We walked along the creek where you can cross in narrow boats called 'Abra' for 1 dirham. There is a magnificient view of old Dubai along the new modern high-rise glass towers and the colourful old boats docked along the creek. Later in the afternoon I went back to my hotel.
I spent the evening in the lounge using the Wi-Fi while having a capuccino in my right hand and a mango juice in my left. As there were only a few people the waiters kept asking me if I wanted anything. They were really nice, as the evening went by one would talk to me in French.
Most of them were from Morroco, Tunisia or Algeria. They thought I was Arabic because of for my middle-eastern looks and because I don't drink alcohol. It's not refreshing and I do not want to be out of control.
Into the desert
The village of Hatta is a favorite destination for the locals
On the last day I went on a trip outside Dubai and saw the desert in the direction of Hatta, a small village in the mountains. If you are interested in going on an excursion outside Dubai and have limited time, make it this one. This is also a favourite destination for the locals as its air is fresher.
We only passed by the village and unfortunately did not stop but the scenic route is worth the detour. The village has a hotel. There are rather few attractions in the centre, apart from two watchtowers dating from 1880.

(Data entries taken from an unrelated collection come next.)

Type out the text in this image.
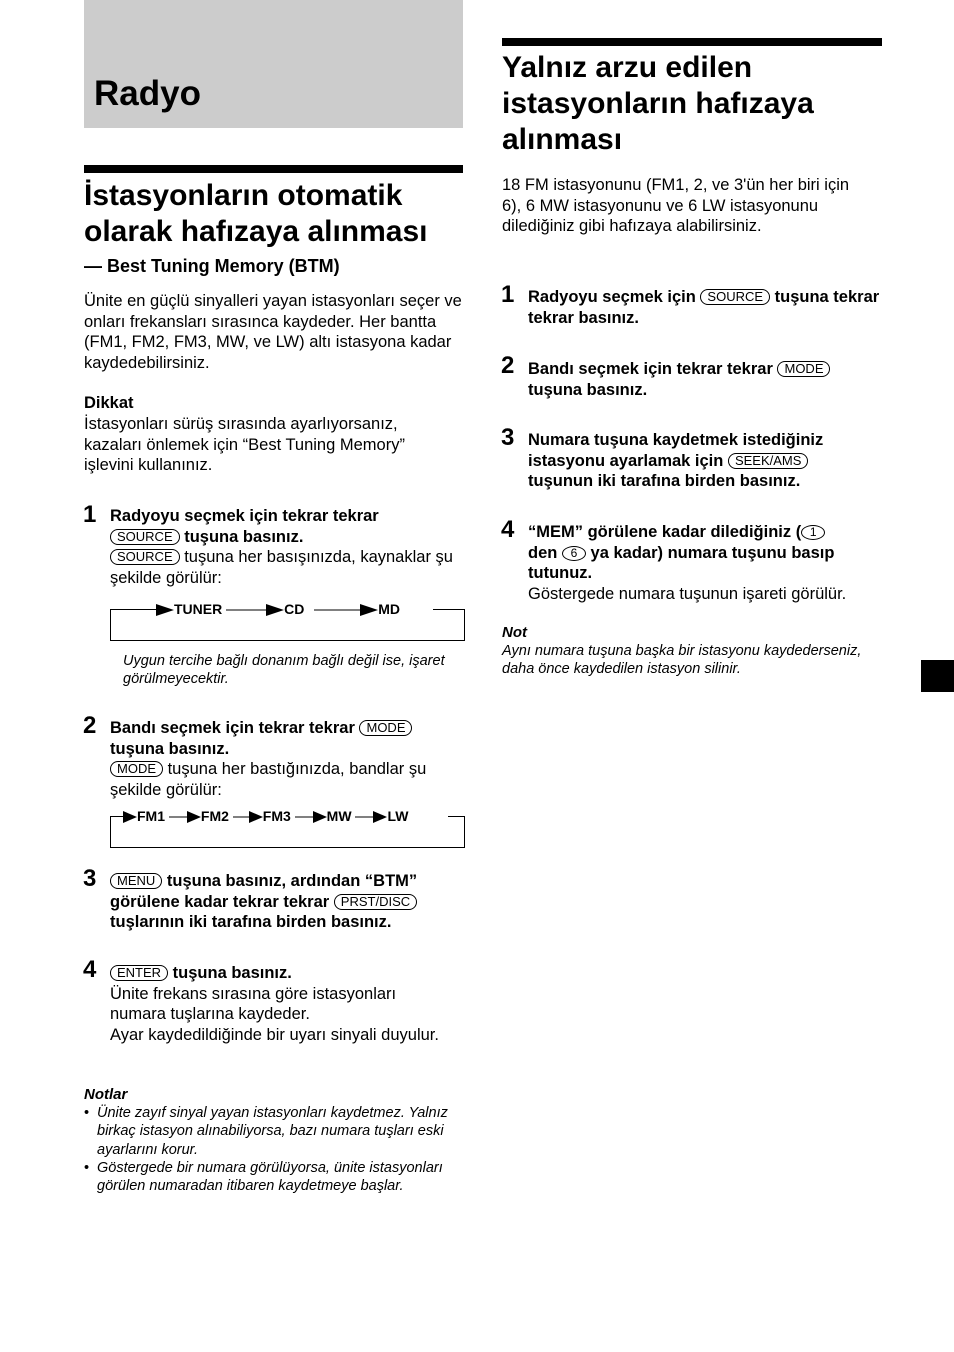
Radyo
İstasyonların otomatik olarak hafızaya alınması
— Best Tuning Memory (BTM)
Ünite en güçlü sinyalleri yayan istasyonları seçer ve onları frekansları sırasınca kaydeder. Her bantta (FM1, FM2, FM3, MW, ve LW) altı istasyona kadar kaydedebilirsiniz.
Dikkat
İstasyonları sürüş sırasında ayarlıyorsanız, kazaları önlemek için “Best Tuning Memory” işlevini kullanınız.
1 Radyoyu seçmek için tekrar tekrar
SOURCE tuşuna basınız.
SOURCE tuşuna her basışınızda, kaynaklar şu şekilde görülür:
TUNER	CD	MD
Uygun tercihe bağlı donanım bağlı değil ise, işaret görülmeyecektir.
2 Bandı seçmek için tekrar tekrar MODE
tuşuna basınız.
MODE tuşuna her bastığınızda, bandlar şu şekilde görülür:
FM1	FM2 FM3	MW	LW
3	MENU tuşuna basınız, ardından “BTM” görülene kadar tekrar tekrar PRST/DISC tuşlarının iki tarafına birden basınız.
4	ENTER tuşuna basınız.
Ünite frekans sırasına göre istasyonları numara tuşlarına kaydeder.
Ayar kaydedildiğinde bir uyarı sinyali duyulur.
Notlar
• Ünite zayıf sinyal yayan istasyonları kaydetmez. Yalnız birkaç istasyon alınabiliyorsa, bazı numara tuşları eski ayarlarını korur.
• Göstergede bir numara görülüyorsa, ünite istasyonları görülen numaradan itibaren kaydetmeye başlar.
Yalnız arzu edilen istasyonların hafızaya alınması
18 FM istasyonunu (FM1, 2, ve 3'ün her biri için 6), 6 MW istasyonunu ve 6 LW istasyonunu dilediğiniz gibi hafızaya alabilirsiniz.
1 Radyoyu seçmek için SOURCE tuşuna tekrar tekrar basınız.
2 Bandı seçmek için tekrar tekrar MODE tuşuna basınız.
3 Numara tuşuna kaydetmek istediğiniz istasyonu ayarlamak için SEEK/AMS tuşunun iki tarafına birden basınız.
4 “MEM” görülene kadar dilediğiniz ( 1
den 6 ya kadar) numara tuşunu basıp tutunuz.
Göstergede numara tuşunun işareti görülür.
Not
Aynı numara tuşuna başka bir istasyonu kaydederseniz, daha önce kaydedilen istasyon silinir.
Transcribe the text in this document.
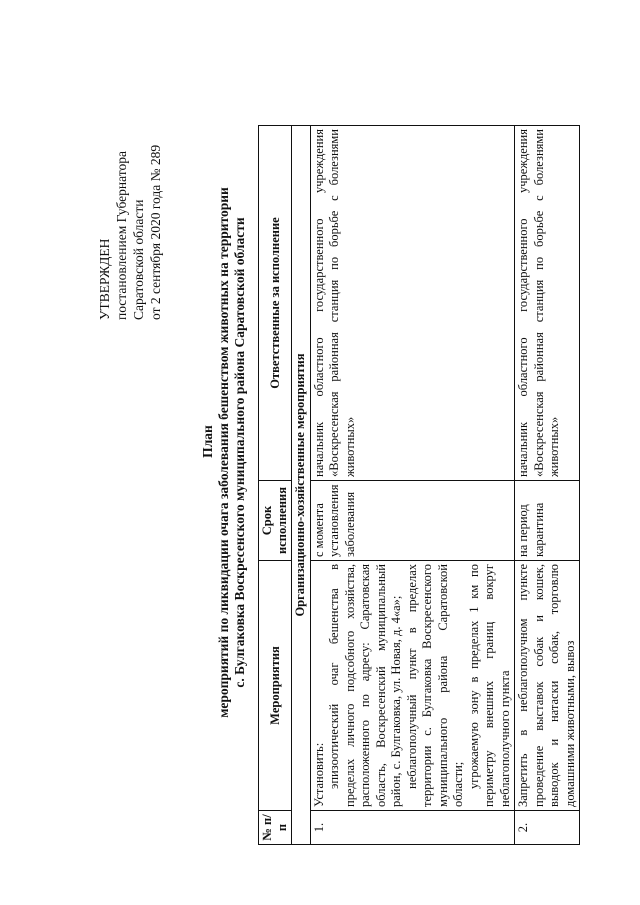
УТВЕРЖДЕН постановлением Губернатора Саратовской области от 2 сентября 2020 года № 289
План мероприятий по ликвидации очага заболевания бешенством животных на территории с. Булгаковка Воскресенского муниципального района Саратовской области
№ п/п	Мероприятия	Срок исполнения	Ответственные за исполнение
Организационно-хозяйственные мероприятия			
1.	Установить: эпизоотический очаг бешенства в пределах личного подсобного хозяйства, расположенного по адресу: Саратовская область, Воскресенский муниципальный район, с. Булгаковка, ул. Новая, д. 4«а»; неблагополучный пункт в пределах территории с. Булгаковка Воскресенского муниципального района Саратовской области; угрожаемую зону в пределах 1 км по периметру внешних границ вокруг неблагополучного пункта	с момента установления заболевания	начальник областного государственного учреждения «Воскресенская районная станция по борьбе с болезнями животных»
2.	Запретить в неблагополучном пункте проведение выставок собак и кошек, выводок и натаски собак, торговлю домашними животными, вывоз	на период карантина	начальник областного государственного учреждения «Воскресенская районная станция по борьбе с болезнями животных»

We crossed the border into Oman. I could see the extended desert lying across both sides of the road. There was less and less vegetation. Almost reddish sand and low dunes were taking shape. A donkey was hanging out on his own along the road and I saw a small herd of camels from a distance.
I felt the heat coming from the desert as we were driving at 180 km. It usually takes 1 hour to drive to Hatta but my driver told me he would make it in 30 minutes. I told him I liked speed. I felt like on a racing track.
We eventually stopped at a spot where you could see and ride camels. There were also falcons which are used for the traditional sport of the Arab elite, falconry. It has a dedicated following in Dubai and birds can cost up to 150,000 Dh each.
There was a baby monkey tied to a pole, eating some kind of nuts out of a plastic bag. It was fascinating to see him gesture and move around. I asked my driver, who works for the government of Dubai, jokingly if it was ok if I took the monkey and the falcon with me. They were so cute, even the falcon. I must be mad, as at the end of the day it's just a bird, but he looked so elegant and sophisticated.
There also were a couple of ostriches and camels. One of them approached me and posed for photographs. It was funny, as there were a lot of other people taking pictures but the camels would not even go near them.
As I got closer to the camels, one of them walked slowly towards me and just stayed near me while all the other people with cameras suddenly rushed around me and started to take pictures of the camel.
We went back to Dubai and drove through Dubai marina with its avenue full of palm trees, along high-rise buildings housing luxurious hotels and restaurants on one side and on the other side the sandy beach. It was sunset and I had never seen such colours. They were melting together slowly in the sky. That is because of the desert climate. It looked perfect.
Dubai was be the most exotic I place I ever visited and people around the hotel, the airport and everywhere were so kind, I could not believe it. Generally I expect people not to care and if I am lost or I need information, I know that I won't get a proper response so I have the habit not to wait for any explanation and to just walk away.
I acted the same in Dubai aiport and as I was going to walk away, I heard the person explaining to me in an intelligent and genuine way what I had do to get from point A to point B. That was how it was all the time, they were not just pretending but people were really kind. I could sense the sincerity and it was something I had missed for quite a long time. Dubai is worth a visit and several visits throughout the years to come as it keeps growing and turning into a new city all over again.